Boston also showed a rare lapse in composure late in the third quarter when the Thunder made their run. The Celtics had been up four with a little more than five minutes to play in the third quarter, but found themselves down 12 heading to the final frame.

"We didn’t balance poise and assertiveness well at the level you need to in order to win in this building and in a game they played that well," said Stevens.

The Celtics' defense had been noticeably stout recently, but Oklahoma City's 40-point third-quarter explains the end result. The Thunder also shot 39 free throws -- 22 alone by Westbrook. That helped Oklahoma City put a lot of points on the scoreboard and Boston struggled to keep up as the game slipped away in the second half.

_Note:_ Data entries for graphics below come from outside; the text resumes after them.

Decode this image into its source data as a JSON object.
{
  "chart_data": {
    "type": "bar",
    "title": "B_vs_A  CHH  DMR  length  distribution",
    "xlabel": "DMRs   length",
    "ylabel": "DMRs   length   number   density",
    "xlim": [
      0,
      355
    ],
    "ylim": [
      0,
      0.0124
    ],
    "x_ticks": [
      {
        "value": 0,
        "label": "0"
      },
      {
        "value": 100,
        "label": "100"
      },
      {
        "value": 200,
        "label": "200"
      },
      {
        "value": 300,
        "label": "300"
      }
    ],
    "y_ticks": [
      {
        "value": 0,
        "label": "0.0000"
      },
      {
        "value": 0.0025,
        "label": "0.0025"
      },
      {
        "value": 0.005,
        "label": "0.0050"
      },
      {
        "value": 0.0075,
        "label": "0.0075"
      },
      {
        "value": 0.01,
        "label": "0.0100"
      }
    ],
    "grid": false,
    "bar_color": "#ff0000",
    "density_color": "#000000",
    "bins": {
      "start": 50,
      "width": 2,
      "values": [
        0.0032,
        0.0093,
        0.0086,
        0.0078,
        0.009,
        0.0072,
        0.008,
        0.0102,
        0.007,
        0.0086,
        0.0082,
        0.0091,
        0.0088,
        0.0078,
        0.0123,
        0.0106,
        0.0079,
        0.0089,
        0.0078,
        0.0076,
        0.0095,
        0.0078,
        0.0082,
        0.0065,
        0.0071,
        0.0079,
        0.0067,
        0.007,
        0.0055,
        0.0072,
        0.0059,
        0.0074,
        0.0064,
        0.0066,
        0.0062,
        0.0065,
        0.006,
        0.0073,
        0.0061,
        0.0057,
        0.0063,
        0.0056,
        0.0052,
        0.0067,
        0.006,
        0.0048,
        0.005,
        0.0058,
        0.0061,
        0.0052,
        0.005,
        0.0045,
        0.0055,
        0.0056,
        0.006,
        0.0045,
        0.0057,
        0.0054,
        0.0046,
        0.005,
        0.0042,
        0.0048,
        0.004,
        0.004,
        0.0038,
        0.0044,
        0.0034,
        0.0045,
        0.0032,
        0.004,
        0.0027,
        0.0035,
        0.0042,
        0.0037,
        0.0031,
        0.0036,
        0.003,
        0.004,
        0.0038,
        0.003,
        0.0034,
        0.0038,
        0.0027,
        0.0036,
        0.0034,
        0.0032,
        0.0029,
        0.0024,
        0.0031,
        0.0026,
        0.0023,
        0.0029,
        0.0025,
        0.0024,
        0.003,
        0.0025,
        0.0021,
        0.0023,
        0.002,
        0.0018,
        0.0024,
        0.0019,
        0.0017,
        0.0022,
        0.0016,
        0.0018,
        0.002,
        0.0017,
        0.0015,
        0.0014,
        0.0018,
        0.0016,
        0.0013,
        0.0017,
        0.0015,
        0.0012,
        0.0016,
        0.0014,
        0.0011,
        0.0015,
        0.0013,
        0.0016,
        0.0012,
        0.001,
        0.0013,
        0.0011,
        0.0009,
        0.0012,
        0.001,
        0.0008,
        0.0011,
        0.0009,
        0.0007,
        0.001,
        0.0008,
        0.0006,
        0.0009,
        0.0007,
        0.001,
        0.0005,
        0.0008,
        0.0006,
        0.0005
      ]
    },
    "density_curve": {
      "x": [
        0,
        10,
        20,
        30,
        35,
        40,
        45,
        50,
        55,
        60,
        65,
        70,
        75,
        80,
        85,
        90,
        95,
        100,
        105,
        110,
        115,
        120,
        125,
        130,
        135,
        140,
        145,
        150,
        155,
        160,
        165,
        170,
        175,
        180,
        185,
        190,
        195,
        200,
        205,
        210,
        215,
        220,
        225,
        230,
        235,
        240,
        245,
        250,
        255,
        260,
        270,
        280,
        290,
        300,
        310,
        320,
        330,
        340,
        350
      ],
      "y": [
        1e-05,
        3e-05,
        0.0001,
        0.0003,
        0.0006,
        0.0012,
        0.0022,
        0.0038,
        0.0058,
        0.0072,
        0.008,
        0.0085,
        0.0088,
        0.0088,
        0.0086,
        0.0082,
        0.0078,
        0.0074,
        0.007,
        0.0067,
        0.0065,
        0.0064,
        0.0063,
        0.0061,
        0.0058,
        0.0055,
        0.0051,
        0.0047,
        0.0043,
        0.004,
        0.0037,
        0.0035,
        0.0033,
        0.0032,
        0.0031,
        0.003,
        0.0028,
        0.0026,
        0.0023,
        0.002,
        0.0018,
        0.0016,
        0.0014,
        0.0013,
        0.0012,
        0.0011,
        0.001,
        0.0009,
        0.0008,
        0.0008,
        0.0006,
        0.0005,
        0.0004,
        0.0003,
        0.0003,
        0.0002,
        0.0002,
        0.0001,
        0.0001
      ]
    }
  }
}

Kelly Olynyk, who has seemed hesitant offensively since returning from an ankle injury, had his best offensive game in a while by scoring 20 points on 7-of-13 shooting over 23 minutes. Olynyk wasn't perfect, but he showed less hesitation with back-to-back 3-pointers during one second-quarter stretch, then went hard at the basket at times later in the game. ... From the opposite end of the spectrum, nothing went right for Phil Pressey. The second-year guard finished with two points on 0-for-6 shooting and had five fouls over 13:24. After being a steadying presence recently, Pressey struggled to get the offense in sync when he was on the court Wednesday and seemed to lose a bit of his own composure when the whistles started going against him.

• The Celtics got some help as both Indiana and Milwaukee lost on Wednesday evening. Miami won and now sits alone in the seventh seed, while Boston currently holds the eighth seed by virtue of the head-to-head tie-breaker over Indiana.